Driving while intoxicated (DWI) accidents claim many lives across America each year. Lawmakers attempt to create laws to discourage drunk driving, and police are always alert to the signs of a driver being impaired, but both of these things occur after the driver has gotten behind the wheel of a vehicle. Prevention is key to decreasing these circumstances, below are three industry-grade tools used for detecting drunk driving before the driver ever leaves the driveway.
Steering Wheel Devices
The National Highway Traffic Safety Administration (NHTSA) is in the process of developing devices to ensure that people who are over the legal alcohol limit cannot start a vehicle. These devices are different from others currently on the market because they are installed in the steering wheels or ignition of a vehicle to detect the driver’s blood alcohol content (BAC). Other technological advancements in the works include systems that can sense a driver’s eye movement and breathing to look for potential drunk driving symptoms. Installing the ignition and steering wheel’s equipment stops the driver from starting the vehicle at all, thus preventing drunk driving from occurring.
Car manufacturer Volvo has recently been creating a camera system to recognize the evidence of driving while intoxicated. This new camera technology is created to look for pupil inconsistencies in the eyes and a mechanism installed in the steering wheel to monitor the driver’s reactions. When a person is under the influence of alcohol, their pupils will enlarge, and their breathing will become slower while the heart rate increases. This detection system will notify the car that the driver is impaired. If the driver appears to be drunk, the vehicle will slow down or even come to a complete stop. Although this technology does not prevent the driver from initially driving drunk, it removes the option to stop driving the car because the driver cannot make those reasonable decisions.
Driver Alcohol Detection System
The Boston company QinetiQ has developed a system for detecting alcohol in the driver’s breath. If alcohol is detected, then the car will not start. This is just the first step to this two-fold system. Once the breathalyzer portion has been passed, infrared light in the ignition also looks for alcohol in the driver’s system. There are safety measures in place to make sure the driver does not have another person pass these two requirements for them.
Many states, including Texas, use a similar device, known as an ignition interlock device. This mechanism is usually installed into the vehicle of a person who has been convicted of driving while intoxicated. This is usually part of a sentence of conviction where a drunk driver accident attorney was used. It requires the person to blow into it before the vehicle starts; as with the DADSS mentioned above, safety measures are installed to ensure that the person does not have a passenger pass the test for them.

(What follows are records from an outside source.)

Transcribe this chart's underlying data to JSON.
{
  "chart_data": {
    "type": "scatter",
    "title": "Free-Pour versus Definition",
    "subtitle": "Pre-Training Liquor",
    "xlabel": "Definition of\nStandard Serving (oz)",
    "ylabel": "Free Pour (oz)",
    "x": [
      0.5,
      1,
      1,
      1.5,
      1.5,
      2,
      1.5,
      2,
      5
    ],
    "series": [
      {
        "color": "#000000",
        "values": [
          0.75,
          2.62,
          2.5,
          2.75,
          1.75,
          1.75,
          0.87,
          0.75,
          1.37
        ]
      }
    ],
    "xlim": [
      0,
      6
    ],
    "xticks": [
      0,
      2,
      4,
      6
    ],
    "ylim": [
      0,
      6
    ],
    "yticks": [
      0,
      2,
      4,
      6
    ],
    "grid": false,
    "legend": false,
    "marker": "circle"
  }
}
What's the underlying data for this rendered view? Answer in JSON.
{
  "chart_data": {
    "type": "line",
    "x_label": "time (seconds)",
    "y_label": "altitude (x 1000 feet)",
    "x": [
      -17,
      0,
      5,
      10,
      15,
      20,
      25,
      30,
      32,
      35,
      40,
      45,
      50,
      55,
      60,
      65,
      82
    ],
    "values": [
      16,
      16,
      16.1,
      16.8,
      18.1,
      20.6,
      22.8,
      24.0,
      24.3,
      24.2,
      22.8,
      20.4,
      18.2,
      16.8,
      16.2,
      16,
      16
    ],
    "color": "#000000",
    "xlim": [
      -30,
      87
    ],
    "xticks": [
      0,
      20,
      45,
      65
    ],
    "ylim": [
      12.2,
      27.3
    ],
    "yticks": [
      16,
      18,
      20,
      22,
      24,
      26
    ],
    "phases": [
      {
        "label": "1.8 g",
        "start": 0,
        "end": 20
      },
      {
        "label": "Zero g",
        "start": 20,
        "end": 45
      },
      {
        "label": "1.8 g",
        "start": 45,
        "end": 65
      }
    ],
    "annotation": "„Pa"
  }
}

Each and every one of these devices could potentially save a life. Technological advances in the future will only make these types of machines more effective, thus saving more lives and causing fewer drunk driving occurrences. The most responsible solution to decrease drinking and driving is to have a sober driver, but unfortunately, this is not always achieved. With the increase of these devices, drunk driving can be greatly reduced and perhaps someday eliminated.